La Spada won the People's Choice Award in the Net Art category, organisers announced on Thursday.
The Italian, who has already bagged a string of prestigious prizes for his Web design and photographic art work, was awarded for his project 'Mono no aware' created for Japanese composer Ryuichi Sakamoto.
The design, showing fluid exchange between two horizontally-placed bottles, is to be found on the stop-rokkasho site launched by the Oscar-winning composer to protest against the opening of a nuclear reprocessing plant in the Japanese village of Rokkasho.
Mono no aware is a Japanese term used to describe the awareness of the transience of things and a gentle sadness at their passing.
La Spada has a long career in web design and has worked on projects for New York University, Coca Cola, Siemens, Telecom Italia and Pirelli, among others.
The only Italian to receive an Webby Award this year, La Spada will pick up his prize at a ceremony in New York on June 5.

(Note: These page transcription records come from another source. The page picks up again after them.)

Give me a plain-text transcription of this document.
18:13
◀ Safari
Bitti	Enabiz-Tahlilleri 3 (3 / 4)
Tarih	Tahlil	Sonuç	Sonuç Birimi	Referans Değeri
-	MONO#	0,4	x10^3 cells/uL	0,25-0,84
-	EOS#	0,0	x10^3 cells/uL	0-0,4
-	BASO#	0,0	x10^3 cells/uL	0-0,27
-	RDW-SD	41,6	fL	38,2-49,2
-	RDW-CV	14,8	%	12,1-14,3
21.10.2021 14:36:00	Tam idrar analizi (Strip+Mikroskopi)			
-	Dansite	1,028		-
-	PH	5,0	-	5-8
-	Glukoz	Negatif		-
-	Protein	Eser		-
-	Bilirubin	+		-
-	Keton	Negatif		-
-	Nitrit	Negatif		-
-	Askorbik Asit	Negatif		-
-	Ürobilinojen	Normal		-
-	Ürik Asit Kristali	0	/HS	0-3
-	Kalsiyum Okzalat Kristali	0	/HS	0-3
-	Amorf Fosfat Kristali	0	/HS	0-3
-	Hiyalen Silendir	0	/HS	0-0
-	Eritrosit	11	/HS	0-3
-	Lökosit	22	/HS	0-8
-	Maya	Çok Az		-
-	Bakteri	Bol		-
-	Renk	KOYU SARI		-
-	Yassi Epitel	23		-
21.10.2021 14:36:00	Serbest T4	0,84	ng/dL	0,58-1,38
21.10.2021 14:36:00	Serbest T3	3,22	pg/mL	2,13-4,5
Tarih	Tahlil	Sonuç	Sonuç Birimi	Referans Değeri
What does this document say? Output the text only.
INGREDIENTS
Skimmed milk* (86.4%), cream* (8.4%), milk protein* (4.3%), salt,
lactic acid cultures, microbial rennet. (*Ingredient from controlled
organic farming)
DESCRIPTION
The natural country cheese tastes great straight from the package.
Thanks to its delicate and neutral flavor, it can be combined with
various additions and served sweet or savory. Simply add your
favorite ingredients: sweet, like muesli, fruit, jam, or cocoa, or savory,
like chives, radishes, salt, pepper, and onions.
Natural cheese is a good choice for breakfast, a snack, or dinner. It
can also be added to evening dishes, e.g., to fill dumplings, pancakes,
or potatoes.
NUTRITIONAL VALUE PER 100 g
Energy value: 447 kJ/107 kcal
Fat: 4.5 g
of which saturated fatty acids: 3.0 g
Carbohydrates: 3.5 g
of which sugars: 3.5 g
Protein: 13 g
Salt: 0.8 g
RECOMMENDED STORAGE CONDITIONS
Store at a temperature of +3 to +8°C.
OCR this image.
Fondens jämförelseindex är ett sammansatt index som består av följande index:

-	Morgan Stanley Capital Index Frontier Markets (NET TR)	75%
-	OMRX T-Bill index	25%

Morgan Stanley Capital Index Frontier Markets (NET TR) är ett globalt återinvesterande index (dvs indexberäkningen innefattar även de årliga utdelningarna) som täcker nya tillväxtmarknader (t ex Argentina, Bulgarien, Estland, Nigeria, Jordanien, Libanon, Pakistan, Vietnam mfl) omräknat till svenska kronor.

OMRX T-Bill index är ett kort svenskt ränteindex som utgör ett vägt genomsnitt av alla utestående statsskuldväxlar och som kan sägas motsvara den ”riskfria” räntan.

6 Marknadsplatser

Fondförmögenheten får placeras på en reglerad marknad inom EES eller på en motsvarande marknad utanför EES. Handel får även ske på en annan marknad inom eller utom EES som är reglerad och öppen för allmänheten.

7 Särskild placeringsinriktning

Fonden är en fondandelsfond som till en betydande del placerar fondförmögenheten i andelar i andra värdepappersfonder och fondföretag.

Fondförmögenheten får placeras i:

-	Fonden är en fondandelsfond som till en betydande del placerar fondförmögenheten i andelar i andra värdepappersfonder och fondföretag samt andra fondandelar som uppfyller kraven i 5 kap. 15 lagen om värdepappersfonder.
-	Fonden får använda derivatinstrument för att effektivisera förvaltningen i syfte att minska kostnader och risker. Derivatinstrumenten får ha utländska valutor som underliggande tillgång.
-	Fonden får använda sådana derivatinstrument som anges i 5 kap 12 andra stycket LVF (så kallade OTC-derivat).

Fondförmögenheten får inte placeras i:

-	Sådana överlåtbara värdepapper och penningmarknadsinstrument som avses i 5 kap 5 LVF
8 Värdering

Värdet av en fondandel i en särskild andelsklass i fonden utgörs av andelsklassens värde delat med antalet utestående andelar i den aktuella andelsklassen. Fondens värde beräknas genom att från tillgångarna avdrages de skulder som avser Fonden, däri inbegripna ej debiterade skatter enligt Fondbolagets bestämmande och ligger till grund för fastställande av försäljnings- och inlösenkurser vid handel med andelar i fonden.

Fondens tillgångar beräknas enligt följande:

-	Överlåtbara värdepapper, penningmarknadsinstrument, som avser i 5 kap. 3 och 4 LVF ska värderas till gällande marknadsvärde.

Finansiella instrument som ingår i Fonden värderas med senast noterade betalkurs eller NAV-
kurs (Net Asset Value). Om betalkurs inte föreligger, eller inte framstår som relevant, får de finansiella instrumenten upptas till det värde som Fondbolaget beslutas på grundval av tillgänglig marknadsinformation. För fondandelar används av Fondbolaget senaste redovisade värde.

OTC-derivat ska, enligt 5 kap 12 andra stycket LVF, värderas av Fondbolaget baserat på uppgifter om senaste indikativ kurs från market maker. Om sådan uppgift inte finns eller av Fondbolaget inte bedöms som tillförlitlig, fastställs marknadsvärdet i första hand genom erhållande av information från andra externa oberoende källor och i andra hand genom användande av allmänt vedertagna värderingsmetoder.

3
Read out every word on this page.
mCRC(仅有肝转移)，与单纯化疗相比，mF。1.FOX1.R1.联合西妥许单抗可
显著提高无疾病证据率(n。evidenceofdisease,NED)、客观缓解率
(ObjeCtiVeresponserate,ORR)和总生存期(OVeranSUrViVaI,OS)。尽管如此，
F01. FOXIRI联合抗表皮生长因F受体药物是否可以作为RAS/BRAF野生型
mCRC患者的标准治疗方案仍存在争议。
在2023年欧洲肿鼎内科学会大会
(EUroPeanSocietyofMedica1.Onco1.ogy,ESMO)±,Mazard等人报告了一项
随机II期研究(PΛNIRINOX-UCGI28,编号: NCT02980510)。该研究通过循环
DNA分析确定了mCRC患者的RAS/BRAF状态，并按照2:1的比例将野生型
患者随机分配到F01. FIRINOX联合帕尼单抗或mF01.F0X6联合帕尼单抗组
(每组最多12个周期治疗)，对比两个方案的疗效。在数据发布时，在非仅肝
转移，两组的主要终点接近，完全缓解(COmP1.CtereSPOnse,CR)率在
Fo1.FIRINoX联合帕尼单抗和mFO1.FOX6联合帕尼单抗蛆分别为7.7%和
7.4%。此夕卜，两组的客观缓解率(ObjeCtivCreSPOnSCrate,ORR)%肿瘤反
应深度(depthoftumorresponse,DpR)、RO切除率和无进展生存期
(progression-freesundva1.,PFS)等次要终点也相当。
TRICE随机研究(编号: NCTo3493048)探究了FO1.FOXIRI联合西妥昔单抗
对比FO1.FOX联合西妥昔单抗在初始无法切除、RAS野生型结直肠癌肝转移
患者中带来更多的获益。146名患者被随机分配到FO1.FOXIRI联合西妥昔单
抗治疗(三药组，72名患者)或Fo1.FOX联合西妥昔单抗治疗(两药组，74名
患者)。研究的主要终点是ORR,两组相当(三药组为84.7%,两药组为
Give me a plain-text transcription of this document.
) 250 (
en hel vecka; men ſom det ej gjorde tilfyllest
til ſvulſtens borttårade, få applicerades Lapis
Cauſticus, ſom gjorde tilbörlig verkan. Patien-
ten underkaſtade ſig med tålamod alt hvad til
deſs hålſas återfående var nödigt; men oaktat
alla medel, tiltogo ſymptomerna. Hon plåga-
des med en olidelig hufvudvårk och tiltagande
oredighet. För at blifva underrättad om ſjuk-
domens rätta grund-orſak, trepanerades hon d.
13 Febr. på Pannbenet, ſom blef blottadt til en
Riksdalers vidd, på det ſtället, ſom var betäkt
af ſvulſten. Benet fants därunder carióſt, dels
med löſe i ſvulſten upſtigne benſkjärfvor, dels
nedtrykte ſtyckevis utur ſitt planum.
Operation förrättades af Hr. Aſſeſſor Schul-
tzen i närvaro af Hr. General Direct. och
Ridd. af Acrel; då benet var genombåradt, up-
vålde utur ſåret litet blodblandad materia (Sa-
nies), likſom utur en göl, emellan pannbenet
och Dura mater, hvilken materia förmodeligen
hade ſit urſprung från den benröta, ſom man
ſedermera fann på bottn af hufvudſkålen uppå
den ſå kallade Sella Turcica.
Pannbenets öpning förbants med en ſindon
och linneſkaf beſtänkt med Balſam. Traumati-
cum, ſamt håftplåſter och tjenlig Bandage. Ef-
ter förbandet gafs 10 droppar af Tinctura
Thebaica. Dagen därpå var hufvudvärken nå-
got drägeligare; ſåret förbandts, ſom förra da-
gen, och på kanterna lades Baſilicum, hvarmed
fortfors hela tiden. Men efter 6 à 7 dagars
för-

The Webby Awards were created in 1996 and are given out by the International Academy of Digital Arts and Sciences, a 550-member body of leading Web experts, business figures, writers, artists and celebrities including Internet pioneer Vint Cert, Simpsons' creator Matt Groening and Virgin founder Richard Brandson.
The awards contain more than 100 categories with two awards in each - the Webby, which is decided by the academy, and the People's Choice, which is decided by members of the public.
Other winners this year include the BBC News website, YouTube founders Steve Chen and Chad Hurley and online actress Jessica Lee Rose, better known to Web video viewers as Lonelygirl 15.
The winners were chosen from some 8,000 entries from 60 different countries.